Publicado em NOVA ESCOLA Edição 313, 07 de Junho | 2018

Entre Colegas

Quando o professor não



Muitos educadores defendem que desenvolver a leitura
deveria ser a prioridade. Mas será que eles próprios leem?
Felipe Bandoni

Ilustração: Adriana Komura

Nas escolas, é comum ouvir os professores se queixando de que os alunos


não leem. Argumentam que as atividades revelam fragilidades na
compreensão dos textos, por vezes comprometendo o entendimento do
conteúdo. Em Matemática, por exemplo, é frequente ouvir que o nó não está
nos cálculos, mas na dificuldade de interpretar os enunciados.
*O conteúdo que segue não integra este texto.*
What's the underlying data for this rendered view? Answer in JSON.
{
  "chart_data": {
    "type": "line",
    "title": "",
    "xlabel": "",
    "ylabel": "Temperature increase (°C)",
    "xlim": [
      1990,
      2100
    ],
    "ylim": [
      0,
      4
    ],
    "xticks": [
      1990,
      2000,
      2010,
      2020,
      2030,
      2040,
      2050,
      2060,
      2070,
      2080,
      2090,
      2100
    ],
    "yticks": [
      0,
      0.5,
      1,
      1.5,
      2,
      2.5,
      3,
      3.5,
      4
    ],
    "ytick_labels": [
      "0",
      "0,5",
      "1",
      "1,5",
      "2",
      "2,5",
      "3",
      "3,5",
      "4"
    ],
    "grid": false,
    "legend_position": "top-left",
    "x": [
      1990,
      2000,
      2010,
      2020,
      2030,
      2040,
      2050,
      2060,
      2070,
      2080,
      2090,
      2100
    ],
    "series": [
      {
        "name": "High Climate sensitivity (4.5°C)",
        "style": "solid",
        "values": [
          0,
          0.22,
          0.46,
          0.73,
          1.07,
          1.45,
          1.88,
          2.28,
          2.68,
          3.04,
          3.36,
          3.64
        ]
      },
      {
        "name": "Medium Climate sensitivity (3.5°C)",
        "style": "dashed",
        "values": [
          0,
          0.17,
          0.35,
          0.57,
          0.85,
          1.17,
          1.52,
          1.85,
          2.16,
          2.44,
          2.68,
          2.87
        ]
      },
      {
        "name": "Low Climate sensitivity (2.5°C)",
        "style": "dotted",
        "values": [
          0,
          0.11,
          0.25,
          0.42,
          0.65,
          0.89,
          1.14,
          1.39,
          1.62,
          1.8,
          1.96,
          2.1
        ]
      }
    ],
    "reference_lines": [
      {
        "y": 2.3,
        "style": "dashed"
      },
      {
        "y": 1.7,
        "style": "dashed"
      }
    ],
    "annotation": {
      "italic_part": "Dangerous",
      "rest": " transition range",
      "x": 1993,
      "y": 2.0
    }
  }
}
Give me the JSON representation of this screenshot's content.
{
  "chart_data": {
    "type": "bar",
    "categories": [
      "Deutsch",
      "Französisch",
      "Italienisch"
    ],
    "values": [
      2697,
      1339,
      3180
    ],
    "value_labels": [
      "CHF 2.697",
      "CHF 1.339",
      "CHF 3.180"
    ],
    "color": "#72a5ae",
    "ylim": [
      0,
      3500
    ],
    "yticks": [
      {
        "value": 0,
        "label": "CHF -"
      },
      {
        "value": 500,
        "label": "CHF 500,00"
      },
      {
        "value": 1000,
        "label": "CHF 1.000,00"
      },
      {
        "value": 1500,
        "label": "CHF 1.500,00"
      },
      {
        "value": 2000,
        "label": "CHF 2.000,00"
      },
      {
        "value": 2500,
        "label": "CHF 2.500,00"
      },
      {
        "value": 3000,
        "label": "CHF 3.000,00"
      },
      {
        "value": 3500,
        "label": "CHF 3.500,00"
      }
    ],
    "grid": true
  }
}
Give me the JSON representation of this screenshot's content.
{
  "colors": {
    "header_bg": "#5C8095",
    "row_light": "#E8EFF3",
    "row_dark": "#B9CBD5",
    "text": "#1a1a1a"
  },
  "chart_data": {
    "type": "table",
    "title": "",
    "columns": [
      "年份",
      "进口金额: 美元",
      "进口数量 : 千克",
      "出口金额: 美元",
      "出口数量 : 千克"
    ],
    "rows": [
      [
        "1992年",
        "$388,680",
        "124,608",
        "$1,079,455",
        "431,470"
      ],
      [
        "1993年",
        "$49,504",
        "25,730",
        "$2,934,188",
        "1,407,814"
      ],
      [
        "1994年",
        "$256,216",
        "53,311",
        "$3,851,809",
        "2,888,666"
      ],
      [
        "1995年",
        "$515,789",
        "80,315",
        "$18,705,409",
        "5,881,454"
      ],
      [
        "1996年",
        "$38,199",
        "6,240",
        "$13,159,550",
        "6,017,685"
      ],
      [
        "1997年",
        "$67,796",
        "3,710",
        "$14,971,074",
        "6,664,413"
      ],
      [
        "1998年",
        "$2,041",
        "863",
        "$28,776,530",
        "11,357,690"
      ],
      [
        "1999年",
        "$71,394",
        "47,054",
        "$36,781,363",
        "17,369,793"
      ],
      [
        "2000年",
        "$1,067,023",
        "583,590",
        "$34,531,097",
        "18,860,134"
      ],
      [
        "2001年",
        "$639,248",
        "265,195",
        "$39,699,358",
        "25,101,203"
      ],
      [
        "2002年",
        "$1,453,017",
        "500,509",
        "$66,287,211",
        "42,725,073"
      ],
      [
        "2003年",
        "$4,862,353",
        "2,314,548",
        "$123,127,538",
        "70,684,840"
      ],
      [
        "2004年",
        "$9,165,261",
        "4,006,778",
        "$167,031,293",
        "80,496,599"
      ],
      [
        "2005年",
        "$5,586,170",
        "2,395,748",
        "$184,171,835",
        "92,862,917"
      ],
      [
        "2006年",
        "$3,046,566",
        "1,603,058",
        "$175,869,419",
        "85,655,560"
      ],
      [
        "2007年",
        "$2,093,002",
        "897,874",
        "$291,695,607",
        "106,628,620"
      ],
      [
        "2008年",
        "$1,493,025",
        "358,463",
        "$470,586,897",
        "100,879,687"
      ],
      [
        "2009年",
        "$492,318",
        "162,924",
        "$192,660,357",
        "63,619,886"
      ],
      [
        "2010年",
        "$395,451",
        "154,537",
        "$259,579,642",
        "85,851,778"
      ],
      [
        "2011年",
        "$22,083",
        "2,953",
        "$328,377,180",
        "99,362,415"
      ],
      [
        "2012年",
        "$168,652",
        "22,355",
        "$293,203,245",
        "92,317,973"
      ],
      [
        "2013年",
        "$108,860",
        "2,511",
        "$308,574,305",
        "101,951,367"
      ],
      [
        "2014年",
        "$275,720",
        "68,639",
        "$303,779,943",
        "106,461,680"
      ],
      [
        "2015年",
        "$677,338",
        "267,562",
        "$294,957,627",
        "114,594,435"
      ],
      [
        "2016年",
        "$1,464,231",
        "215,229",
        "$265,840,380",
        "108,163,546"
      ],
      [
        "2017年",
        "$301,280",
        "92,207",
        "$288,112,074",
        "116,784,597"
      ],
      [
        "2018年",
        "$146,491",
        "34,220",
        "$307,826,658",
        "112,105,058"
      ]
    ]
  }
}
Tal queixa, em
geral, vem acompanhada de um diagnóstico mais amplo: o problema é que
os alunos não têm o hábito da leitura.

Ninguém discute que ler é uma das principais portas de entrada para o
conhecimento. Nas escolas, escutamos que dominar essa competência é
importante para o sucesso acadêmico e para o mundo do trabalho. Muitos
professores defendem que desenvolver a leitura deveria ser a prioridade
número 1 da escola. Mas será que esses professores, eles próprios, leem?
Realizada em 2015 pelo Instituto Pró-Leitor e o Ibope, a pesquisa Retratos da
Leitura no Brasil joga luz sobre essa pergunta. Dos 1.680 professores
entrevistados, 6% declararam que não gostam de ler e 31% que gostam só
um pouco. Pelos critérios da pesquisa, 16% foram considerados não leitores,
já que não leram uma parte de um livro nos últimos três meses. Outros 3%
não tinham sequer um livro em casa.

Embora o discurso seja o da defesa da leitura, esses dados revelam que uma
parte significativa de nós, professores, não lê. Partindo daí, é possível concluir
que muitos docentes não gostam, não acham importante ou não têm tempo
para ler. Qualquer uma dessas hipóteses é preocupante, pois têm
consequências na maneira como encaminhamos a leitura com nossos alunos.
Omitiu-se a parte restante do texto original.